Normal x-rays only pick up physical structural changes, but the new colour x-ray will be able to identify bone, tissue and pharmaceuticals as distinct objects extending diagnostic and treatment possibilities.
The grant will be allocated over six years, by which time the scanner will be conducting full colour x-rays of human beings.
Butler predicts that in 15 years the x-ray scanner will play a big role in pharmaceutical development.
The ability to see pharmaceuticals in the body means medical professionals will be able to follow treatments through a patient’s system and measure their effects.
“The hope is that you can see the effects on the tissue.
“It opens the door to a whole new type of drug which has got a whole lot of our international collaborators excited.”
Butler says the standard is for a third of a grant to be spent on equipment, a third on salaries and a third on infrastructure.
The University of Otago’s medical school in Christchurch will conduct clinical trials to prove that the colour CT scanner is useful, and will ultimately host the machine.
Before it makes it to human testing, the scanner will be used on sheep to be provided by Lincoln University in conjunction with research taking place there.
Butler says the development of the scanner will not only provide health benefits, cutting-edge medical training and key international links, but will also create a high-tech workforce by training approximately 30 PhD students.
“We get to be the first people and so that’s exciting.”
“If you build your own, you get to be the leader in the world and you get to see things other people can’t.”
Despite the conception that New Zealand is lacking in innovation, Butler says this project shows that that is not entirely true.
“We’re very good at multidisciplinary innovation.

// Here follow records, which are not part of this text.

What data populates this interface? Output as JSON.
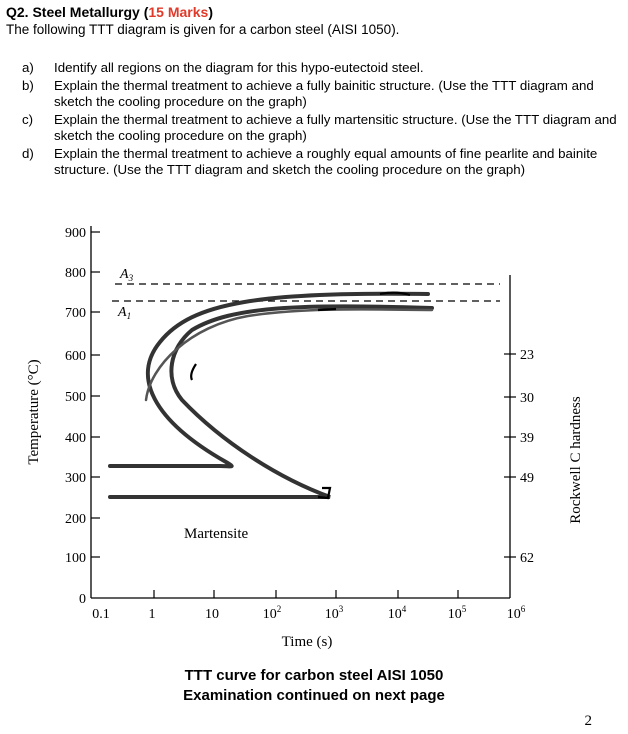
{
  "question": {
    "title_prefix": "Q2. Steel Metallurgy (",
    "marks": "15 Marks",
    "title_suffix": ")",
    "intro": "The following TTT diagram is given for a carbon steel (AISI 1050).",
    "items": [
      {
        "label": "a)",
        "text": "Identify all regions on the diagram for this hypo-eutectoid steel."
      },
      {
        "label": "b)",
        "text": "Explain the thermal treatment to achieve a fully bainitic structure. (Use the TTT diagram and sketch the cooling procedure on the graph)"
      },
      {
        "label": "c)",
        "text": "Explain the thermal treatment to achieve a fully martensitic structure. (Use the TTT diagram and sketch the cooling procedure on the graph)"
      },
      {
        "label": "d)",
        "text": "Explain the thermal treatment to achieve a roughly equal amounts of fine pearlite and bainite structure. (Use the TTT diagram and sketch the cooling procedure on the graph)"
      }
    ]
  },
  "diagram": {
    "ylabel": "Temperature (°C)",
    "xlabel": "Time (s)",
    "y2label": "Rockwell C hardness",
    "a3_label": "A",
    "a3_sub": "3",
    "a1_label": "A",
    "a1_sub": "1",
    "martensite_label": "Martensite",
    "y_ticks": [
      "900",
      "800",
      "700",
      "600",
      "500",
      "400",
      "300",
      "200",
      "100",
      "0"
    ],
    "x_ticks": [
      {
        "base": "0.1",
        "exp": ""
      },
      {
        "base": "1",
        "exp": ""
      },
      {
        "base": "10",
        "exp": ""
      },
      {
        "base": "10",
        "exp": "2"
      },
      {
        "base": "10",
        "exp": "3"
      },
      {
        "base": "10",
        "exp": "4"
      },
      {
        "base": "10",
        "exp": "5"
      },
      {
        "base": "10",
        "exp": "6"
      }
    ],
    "hardness_ticks": [
      "23",
      "30",
      "39",
      "49",
      "62"
    ]
  },
  "caption": {
    "line1": "TTT curve for carbon steel AISI 1050",
    "line2": "Examination continued on next page"
  },
  "page_number": "2"
}
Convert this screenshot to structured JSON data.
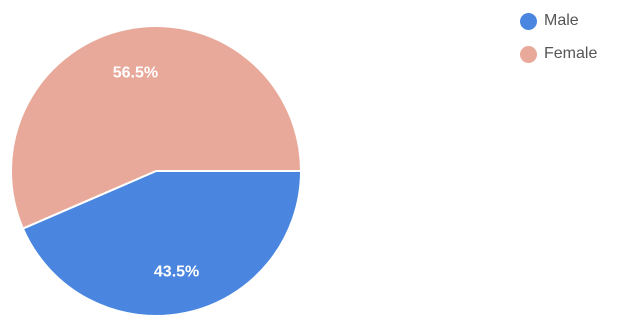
{
  "chart_data": {
    "type": "pie",
    "title": "",
    "categories": [
      "Male",
      "Female"
    ],
    "values": [
      43.5,
      56.5
    ],
    "labels": [
      "43.5%",
      "56.5%"
    ],
    "colors": [
      "#4a86e0",
      "#e8a99a"
    ],
    "legend": "top-right",
    "legend_items": [
      {
        "label": "Male",
        "color": "#4a86e0"
      },
      {
        "label": "Female",
        "color": "#e8a99a"
      }
    ]
  }
}
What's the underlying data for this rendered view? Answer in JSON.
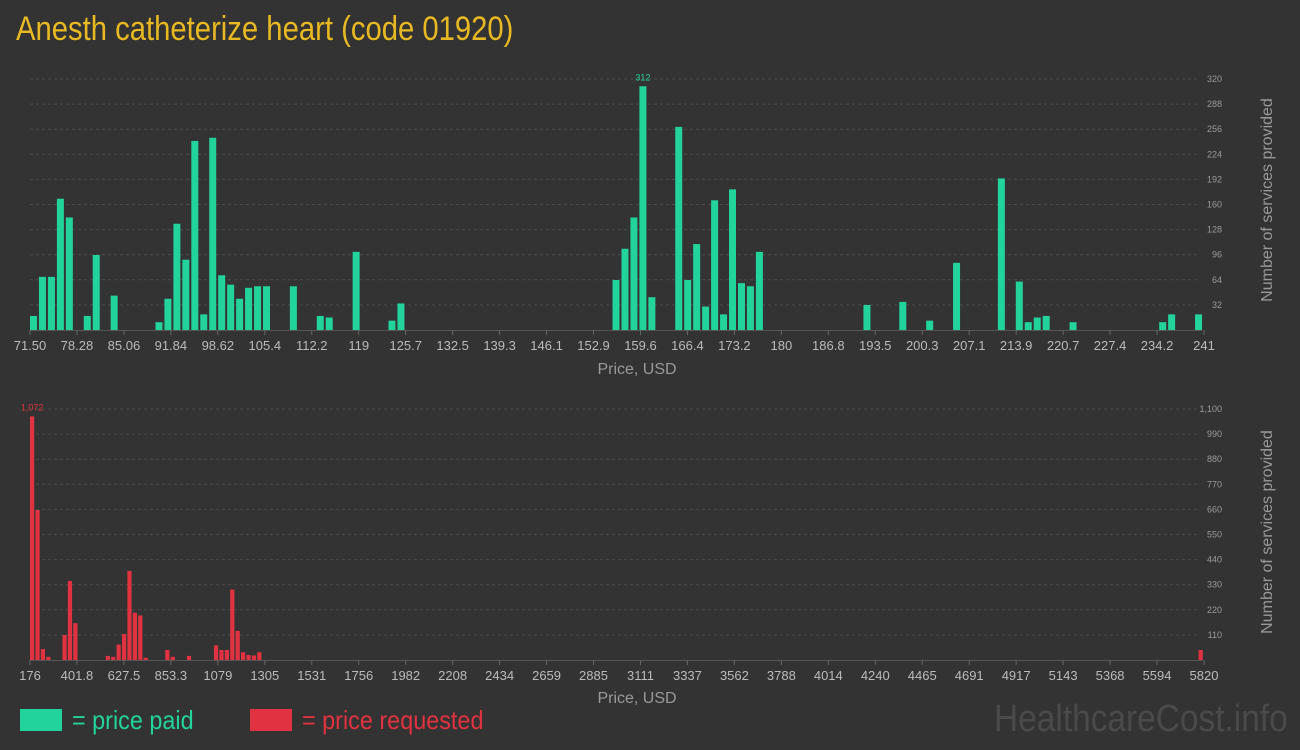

“What we tend to do is have a few specialists in each field and so they’re forced to work with different specialists.
“In New Zealand we can bring together mathematicians, physicists, radiologists, pathologists, surgeons the whole shebang and it’s all quite natural.
“I think that comes from that fact that we’re quite small and isolated.”
The six-year development timeline is a conservative one, Butler says, and he hopes to be testing the technology on humans within three to four years.
Once the scanner has been developed, he says it is highly likely it will become commercialised, and electronic and software components will be sold to other CT manufacturers worldwide.